On April 10, 2018, I was fired after 16+ years of career-building and dedicating my work to justice issues. It was an abrupt ending, but one I do not regret. The combination of a toxic work environment and incredible disappointment with the pace of reform had led me toward burn-out; the time was ripe to part ways. So after three months, how am I doing?
The biggest shock of being fired is the end of regular paychecks. Initially, I was afraid I would have to resort to ramen noodles and peanut butter sandwiches, but then reality struck. I calculated my net worth at the time I was fired and felt a whole lot better right off the bat. Decades of saving and investing and living below my means had finally paid off.
As I hit the three-month mark, I was a bit reluctant to update my net worth. After all, I had brought in just about $200 in income since I lost the job. So the numbers can’t be very good, can they? Well, my net worth actually increased by over $32,000 in these three months (from $1,143,202 to $1,175,345). How is that possible?
Now there’s one big financial change I’ve made since being fired. I had been a rather aggressive investor in my retirement portfolio. But I transferred all my funds out of the company-sponsored plan, which had high fees, to Vanguard.
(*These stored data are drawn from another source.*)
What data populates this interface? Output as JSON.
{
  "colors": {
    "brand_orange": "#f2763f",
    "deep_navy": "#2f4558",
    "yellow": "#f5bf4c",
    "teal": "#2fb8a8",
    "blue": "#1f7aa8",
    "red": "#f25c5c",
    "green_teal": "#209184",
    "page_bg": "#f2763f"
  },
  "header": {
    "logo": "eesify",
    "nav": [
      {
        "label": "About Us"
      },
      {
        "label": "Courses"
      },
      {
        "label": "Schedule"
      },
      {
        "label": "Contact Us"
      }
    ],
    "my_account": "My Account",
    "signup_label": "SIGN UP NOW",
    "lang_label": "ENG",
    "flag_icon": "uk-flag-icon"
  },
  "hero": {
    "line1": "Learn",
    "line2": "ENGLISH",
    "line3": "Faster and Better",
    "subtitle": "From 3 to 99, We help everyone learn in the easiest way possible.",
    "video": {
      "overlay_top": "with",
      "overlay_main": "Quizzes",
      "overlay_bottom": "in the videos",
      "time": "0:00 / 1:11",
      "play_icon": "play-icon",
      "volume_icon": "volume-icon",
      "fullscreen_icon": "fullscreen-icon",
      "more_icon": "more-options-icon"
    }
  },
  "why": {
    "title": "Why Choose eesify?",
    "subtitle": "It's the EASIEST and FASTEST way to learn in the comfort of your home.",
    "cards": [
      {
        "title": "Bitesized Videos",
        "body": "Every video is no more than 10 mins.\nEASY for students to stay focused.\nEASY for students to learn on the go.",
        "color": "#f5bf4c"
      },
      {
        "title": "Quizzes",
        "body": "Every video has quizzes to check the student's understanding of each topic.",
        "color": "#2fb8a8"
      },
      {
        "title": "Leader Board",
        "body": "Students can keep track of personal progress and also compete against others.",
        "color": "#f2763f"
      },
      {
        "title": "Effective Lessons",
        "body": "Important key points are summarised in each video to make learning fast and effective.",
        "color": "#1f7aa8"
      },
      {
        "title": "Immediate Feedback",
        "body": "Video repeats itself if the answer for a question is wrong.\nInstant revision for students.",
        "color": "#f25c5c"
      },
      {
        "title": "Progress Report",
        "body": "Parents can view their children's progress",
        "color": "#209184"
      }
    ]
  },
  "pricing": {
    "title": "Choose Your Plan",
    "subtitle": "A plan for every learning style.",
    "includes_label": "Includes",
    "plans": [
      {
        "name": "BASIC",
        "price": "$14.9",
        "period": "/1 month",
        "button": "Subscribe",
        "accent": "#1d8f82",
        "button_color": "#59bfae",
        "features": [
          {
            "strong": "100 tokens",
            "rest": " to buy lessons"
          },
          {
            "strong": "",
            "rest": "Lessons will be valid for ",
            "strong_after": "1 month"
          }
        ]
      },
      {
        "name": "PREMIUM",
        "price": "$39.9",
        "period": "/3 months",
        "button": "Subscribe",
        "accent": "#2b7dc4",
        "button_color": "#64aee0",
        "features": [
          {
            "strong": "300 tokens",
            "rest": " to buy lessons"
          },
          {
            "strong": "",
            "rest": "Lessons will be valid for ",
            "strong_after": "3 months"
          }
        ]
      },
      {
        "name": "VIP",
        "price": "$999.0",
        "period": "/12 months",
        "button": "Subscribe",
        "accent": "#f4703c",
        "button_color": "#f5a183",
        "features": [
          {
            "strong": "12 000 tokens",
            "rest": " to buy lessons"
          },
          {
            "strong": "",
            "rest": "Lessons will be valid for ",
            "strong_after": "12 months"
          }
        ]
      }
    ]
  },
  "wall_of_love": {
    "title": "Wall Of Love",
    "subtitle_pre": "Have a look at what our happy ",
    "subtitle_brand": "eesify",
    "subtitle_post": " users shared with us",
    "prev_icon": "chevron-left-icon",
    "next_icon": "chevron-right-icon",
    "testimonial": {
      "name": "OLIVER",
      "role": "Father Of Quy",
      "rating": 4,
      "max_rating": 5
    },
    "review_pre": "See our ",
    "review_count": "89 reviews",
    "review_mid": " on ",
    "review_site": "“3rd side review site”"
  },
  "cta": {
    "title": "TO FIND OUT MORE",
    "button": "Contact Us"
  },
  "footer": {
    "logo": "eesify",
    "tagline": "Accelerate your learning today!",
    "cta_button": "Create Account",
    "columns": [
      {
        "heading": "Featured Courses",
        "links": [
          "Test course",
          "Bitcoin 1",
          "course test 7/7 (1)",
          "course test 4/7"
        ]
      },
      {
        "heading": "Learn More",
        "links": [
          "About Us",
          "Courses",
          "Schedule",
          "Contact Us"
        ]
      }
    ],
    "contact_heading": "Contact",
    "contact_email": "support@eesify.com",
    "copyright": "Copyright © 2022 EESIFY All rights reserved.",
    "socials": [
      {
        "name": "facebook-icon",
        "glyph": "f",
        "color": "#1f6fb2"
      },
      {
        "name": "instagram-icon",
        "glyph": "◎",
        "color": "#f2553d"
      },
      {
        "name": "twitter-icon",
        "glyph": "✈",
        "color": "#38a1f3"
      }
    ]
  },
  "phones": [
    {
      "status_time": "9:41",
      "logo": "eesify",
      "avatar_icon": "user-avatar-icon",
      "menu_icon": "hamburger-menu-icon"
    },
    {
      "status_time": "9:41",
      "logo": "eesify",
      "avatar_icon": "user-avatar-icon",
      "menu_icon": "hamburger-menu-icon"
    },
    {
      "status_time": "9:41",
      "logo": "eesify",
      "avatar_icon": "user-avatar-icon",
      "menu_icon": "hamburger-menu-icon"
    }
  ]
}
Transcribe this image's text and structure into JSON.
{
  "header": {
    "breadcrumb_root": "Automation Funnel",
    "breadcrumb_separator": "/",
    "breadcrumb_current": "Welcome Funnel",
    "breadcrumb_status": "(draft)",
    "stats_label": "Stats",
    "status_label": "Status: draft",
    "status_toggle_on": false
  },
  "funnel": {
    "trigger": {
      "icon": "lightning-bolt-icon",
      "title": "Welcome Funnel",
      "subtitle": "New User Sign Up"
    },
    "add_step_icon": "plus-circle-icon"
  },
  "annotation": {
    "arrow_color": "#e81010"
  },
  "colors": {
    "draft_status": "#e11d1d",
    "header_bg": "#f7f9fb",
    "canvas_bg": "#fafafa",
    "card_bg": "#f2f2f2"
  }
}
And when the money moved into Vanguard, it was placed in a money market fund earning a low rate of interest. For now, I’m playing it conservative with the retirement funds. I can’t afford to take a hit like I did in 2008-2009 and I’m concerned about the impact of Trump, tariffs, the mushrooming national debt, the widening income disparity, and the overpriced market. So I’ll sit on the sidelines for awhile, gradually stepping my toes back in during buying opportunities. While I can’t predict the future, I’m okay with protecting my assets for the time being.
I have not been sitting around for three months. In fact, I created an LLC and my main priority is to create and launch the Early Exit Academy. It didn’t take me long to give up the title of “semi-retired” for “entrepreneur.” Here’s a list of the key things I’m doing to build my business.
Yesterday a friend and former colleague asked me about returning to my old sphere of expertise. The thought held little appeal. Creating the Academy is challenging, a bit scary, and totally wonderful! I believe I can make a powerful and positive impact on people’s lives by teaching them how to become financially free and create a more rewarding life. I am enjoying the work and I am passionate about the results it can bring. There’s no going back for me.
I am a certified Virginia master naturalist and while I was working, my ability to volunteer was limited. Last fall I had taken on the responsibility of bringing a bat monitoring project to my local chapter. It turns out that the United States is pretty far behind in developing monitoring protocols and getting citizen scientists involved, so the project involves a lot of research. And it sputtered given my schedule and the obligations of my co-lead. Now we’ve gone bat-wild in launching the project! I’ve helped train 23 volunteers on the software and protocol and we have 7 bat squads documenting the bat population in the region. Enthusiasm is high and we are already beginning to collect some valuable data. Not only am I helping the conservation of our environment, the project gives me a much-needed social outlet.
I used to spend every weekend doing the laundry, cleaning, grocery shopping, and preparing food for the week. Well, now there are no weekends! I work on my course most days and I run errands during the week. And since my daughter moved out, it’s just me and the cats. And you know what, cats don’t care if the house is clean or not.
I had planned on being so much healthier – walking, biking, swimming, hiking, kayaking, and even running again. And eating healthy fresh foods. But I have lost all interest in preparing meals so all too often, I run out for a bite to eat. Yet I recognize the pattern. Thankfully, it’s temporary. I call it being in “dissertation mode.” I wake up early, full of ideas that I just have to get down on paper. I crank out some really excellent material in the morning and just don’t want to take a break. By the time I get to a good stopping point, I’m famished and ready to get out of the house.
Recently I’ve been working on time management issues, especially recognizing the malaise that occurs in late afternoons. I have to work on bringing back my healthy lifestyle. Yet I also realize that it may not happen for awhile. So for now, I’ll settle for small steps that will improve my overall health.
I certainly haven’t walked a straight line from the shock of being fired to elation. Instead, I experienced several stages before coming to terms with my new reality. But now, I am excited by every single sunrise. A new day in which I can set my own schedule and use time based on my priorities. I’ve turned into a genuinely happy person. I walk around with a smile on my face and I’ve become more patient with people. Some days, I feel as if I almost have to apologize for my happiness “high.” I never imagined I could feel this way.
If you haven’t already guessed it, I have big goals for the next three months. Honestly, my primary goals are centered on the Early Exit Academy. By October 10, I’d love to have the course launched. That might be a bit too idealistic, especially since I’ll be dependent on contractors to help me put the final pieces together. But you can bet that the entire course content will be completed by that date. And it will be exceptional, engaging, and enlightening!